Ce qui avait commencé comme des sanglots refoulés devenait lentement une sorte de gémissement guttural, déchirant le cœur, comme s'il libérait ses griefs.
Jiang Cheng n'avait jamais vu Gu Fei ainsi, et il n'avait jamais prévu de le voir ainsi. Son esprit était un désordre enchevêtré. Il ne savait pas comment le consoler, et en même temps, il ne voulait pas le consoler.
Quand Gu Fei était comme ça, il n'avait probablement pas besoin de réconfort. Peu importe la qualité du réconfort, il serait probablement inutile pour lui.
Jiang Cheng devait seulement être là et écouter.
Gu Miao, qui dessinait des lapins à côté, s'était arrêtée à un moment donné pour regarder Gu Fei silencieusement. Avec les sourcils froncés et un crayon à la main, elle l'observait avec une expression calme.

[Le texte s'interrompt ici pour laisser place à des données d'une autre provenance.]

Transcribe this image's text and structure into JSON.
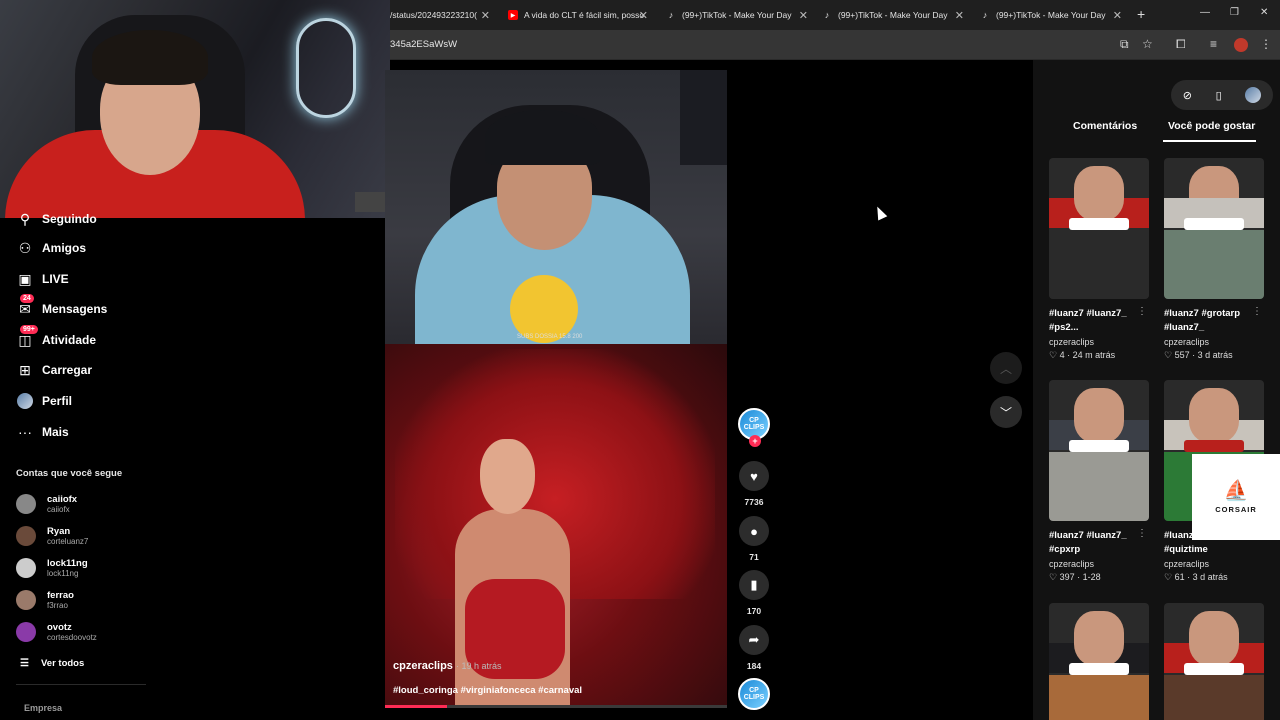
{
  "browser": {
    "tabs": [
      {
        "label": "/status/202493223210(",
        "icon": "x-icon"
      },
      {
        "label": "A vida do CLT é fácil sim, posso",
        "icon": "youtube-icon"
      },
      {
        "label": "(99+)TikTok - Make Your Day",
        "icon": "tiktok-icon"
      },
      {
        "label": "(99+)TikTok - Make Your Day",
        "icon": "tiktok-icon"
      },
      {
        "label": "(99+)TikTok - Make Your Day",
        "icon": "tiktok-icon"
      }
    ],
    "url": "345a2ESaWsW"
  },
  "sidebar": {
    "partial_label": "Seguindo",
    "items": [
      {
        "label": "Amigos",
        "icon": "friends-icon"
      },
      {
        "label": "LIVE",
        "icon": "live-icon"
      },
      {
        "label": "Mensagens",
        "icon": "messages-icon",
        "badge": "24"
      },
      {
        "label": "Atividade",
        "icon": "activity-icon",
        "badge": "99+"
      },
      {
        "label": "Carregar",
        "icon": "upload-icon"
      },
      {
        "label": "Perfil",
        "icon": "profile-icon"
      },
      {
        "label": "Mais",
        "icon": "more-icon"
      }
    ],
    "following_title": "Contas que você segue",
    "accounts": [
      {
        "name": "caiiofx",
        "user": "caiiofx",
        "color": "#888888"
      },
      {
        "name": "Ryan",
        "user": "corteluanz7",
        "color": "#6a4a3a"
      },
      {
        "name": "lock11ng",
        "user": "lock11ng",
        "color": "#cccccc"
      },
      {
        "name": "ferrao",
        "user": "f3rrao",
        "color": "#9a7a6a"
      },
      {
        "name": "ovotz",
        "user": "cortesdoovotz",
        "color": "#8a3aa8"
      }
    ],
    "see_all": "Ver todos",
    "footer": "Empresa"
  },
  "video": {
    "overlay_text": "SUBS DOSSIA 15.8 200",
    "author": "cpzeraclips",
    "time_ago": "· 19 h atrás",
    "tags": "#loud_coringa #virginiafonceca #carnaval",
    "progress": 0.18
  },
  "actions": {
    "creator_avatar": "CP CLIPS",
    "likes": "7736",
    "comments": "71",
    "saves": "170",
    "shares": "184"
  },
  "right_panel": {
    "tabs": [
      "Comentários",
      "Você pode gostar"
    ],
    "active_tab": 1,
    "cards": [
      {
        "title": "#luanz7 #luanz7_ #ps2...",
        "author": "cpzeraclips",
        "likes": "4",
        "time": "24 m atrás"
      },
      {
        "title": "#luanz7 #grotarp #luanz7_",
        "author": "cpzeraclips",
        "likes": "557",
        "time": "3 d atrás"
      },
      {
        "title": "#luanz7 #luanz7_ #cpxrp",
        "author": "cpzeraclips",
        "likes": "397",
        "time": "1-28"
      },
      {
        "title": "#luanz #quiz #quiztime",
        "author": "cpzeraclips",
        "likes": "61",
        "time": "3 d atrás"
      }
    ],
    "sponsor": "CORSAIR"
  },
  "colors": {
    "accent": "#fe2c55",
    "background": "#000000",
    "panel": "#121212"
  }
}
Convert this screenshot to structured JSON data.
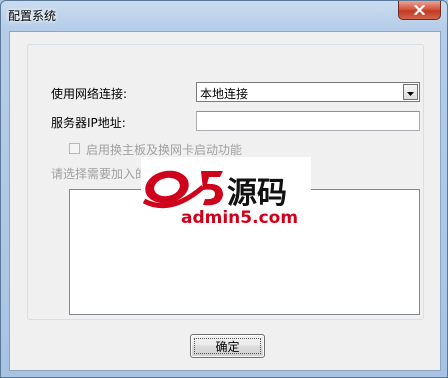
{
  "window": {
    "title": "配置系统",
    "close_icon": "close-icon"
  },
  "form": {
    "network_label": "使用网络连接:",
    "network_selected": "本地连接",
    "server_ip_label": "服务器IP地址:",
    "server_ip_value": "",
    "switch_checkbox_label": "启用换主板及换网卡启动功能",
    "switch_checkbox_checked": false,
    "list_prompt": "请选择需要加入的网卡信息",
    "list_items": []
  },
  "buttons": {
    "ok_label": "确定"
  },
  "watermark": {
    "logo_text": "a5源码",
    "site_text": "admin5.com"
  },
  "colors": {
    "close_button": "#c23a24",
    "watermark_red": "#d0021b",
    "disabled_text": "#a0a0a0"
  }
}
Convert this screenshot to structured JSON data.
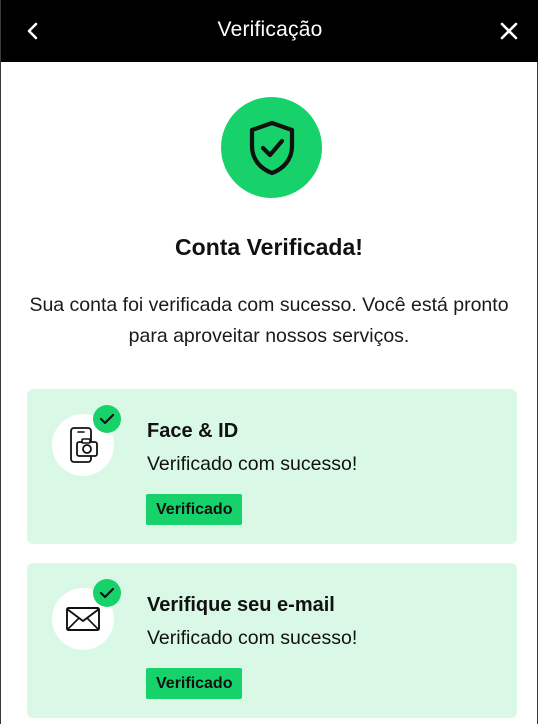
{
  "header": {
    "title": "Verificação",
    "back_icon": "chevron-left-icon",
    "close_icon": "close-icon"
  },
  "hero": {
    "icon": "shield-check-icon",
    "headline": "Conta Verificada!",
    "description": "Sua conta foi verificada com sucesso. Você está pronto para aproveitar nossos serviços."
  },
  "cards": [
    {
      "icon": "phone-camera-icon",
      "title": "Face & ID",
      "subtitle": "Verificado com sucesso!",
      "badge": "Verificado"
    },
    {
      "icon": "envelope-icon",
      "title": "Verifique seu e-mail",
      "subtitle": "Verificado com sucesso!",
      "badge": "Verificado"
    }
  ],
  "colors": {
    "header_bg": "#000000",
    "accent": "#17d16a",
    "card_bg": "#d9f8e6"
  }
}
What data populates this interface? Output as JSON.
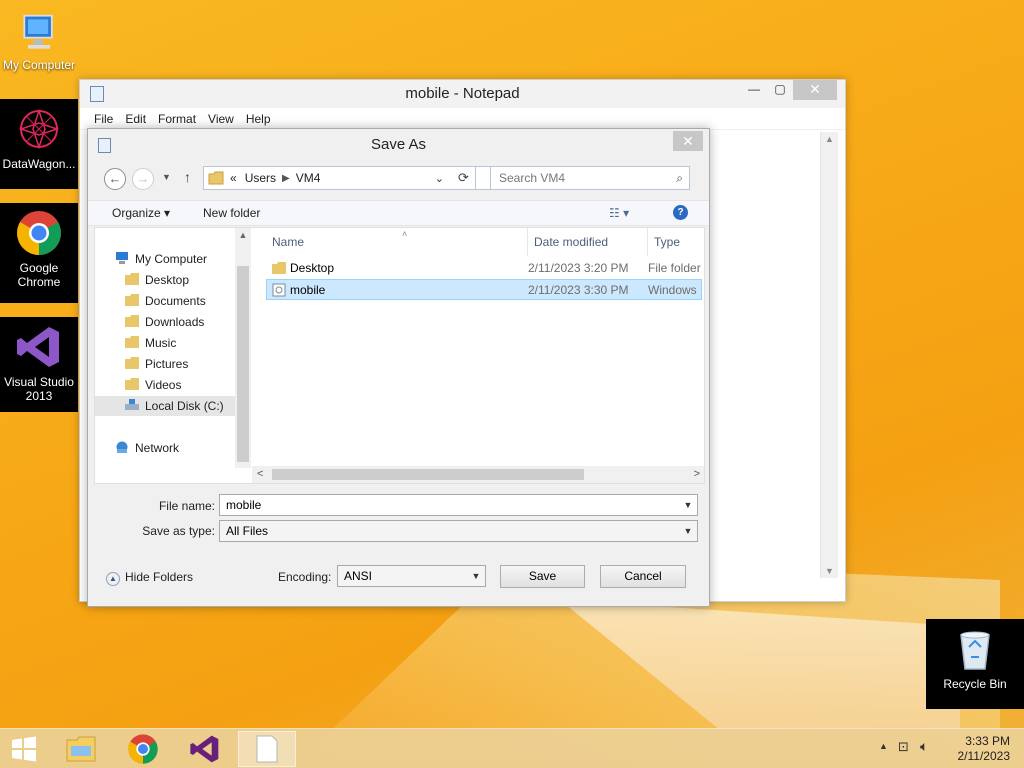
{
  "desktop": {
    "icons": [
      {
        "label": "My Computer"
      },
      {
        "label": "DataWagon..."
      },
      {
        "label": "Google Chrome"
      },
      {
        "label": "Visual Studio 2013"
      },
      {
        "label": "Recycle Bin"
      }
    ]
  },
  "notepad": {
    "title": "mobile - Notepad",
    "menu": [
      "File",
      "Edit",
      "Format",
      "View",
      "Help"
    ]
  },
  "dialog": {
    "title": "Save As",
    "breadcrumb": {
      "prefix": "«",
      "items": [
        "Users",
        "VM4"
      ]
    },
    "search_placeholder": "Search VM4",
    "toolbar": {
      "organize": "Organize",
      "new_folder": "New folder"
    },
    "tree": [
      {
        "label": "My Computer"
      },
      {
        "label": "Desktop"
      },
      {
        "label": "Documents"
      },
      {
        "label": "Downloads"
      },
      {
        "label": "Music"
      },
      {
        "label": "Pictures"
      },
      {
        "label": "Videos"
      },
      {
        "label": "Local Disk (C:)"
      },
      {
        "label": "Network"
      }
    ],
    "columns": {
      "name": "Name",
      "date": "Date modified",
      "type": "Type"
    },
    "files": [
      {
        "name": "Desktop",
        "date": "2/11/2023 3:20 PM",
        "type": "File folder"
      },
      {
        "name": "mobile",
        "date": "2/11/2023 3:30 PM",
        "type": "Windows"
      }
    ],
    "filename_label": "File name:",
    "filename_value": "mobile",
    "savetype_label": "Save as type:",
    "savetype_value": "All Files",
    "hide_folders": "Hide Folders",
    "encoding_label": "Encoding:",
    "encoding_value": "ANSI",
    "save_button": "Save",
    "cancel_button": "Cancel"
  },
  "taskbar": {
    "time": "3:33 PM",
    "date": "2/11/2023"
  },
  "colors": {
    "selection": "#cce8ff",
    "accent": "#0078d7"
  }
}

Son expression rappelait à Jiang Cheng le moment où lui et Gu Fei s'étaient battus dans la rue, et le moment où Gu Fei avait projeté un homme contre un arbre. Chaque fois, Gu Miao avait arboré une expression calme, comme si elle ne comprenait pas ce qui se passait.
Jiang Cheng ne pouvait pas dire ce qu'elle pensait, ou si elle pensait. Il se demandait si elle pouvait ressentir la douleur de Gu Fei.
Il s'inclina et embrassa le sommet de la tête de Gu Fei, pressant ses lèvres contre les poils naissants.
Ce qui s'était passé aujourd'hui était entièrement hors de ses attentes. Il ressentait un peu de regret.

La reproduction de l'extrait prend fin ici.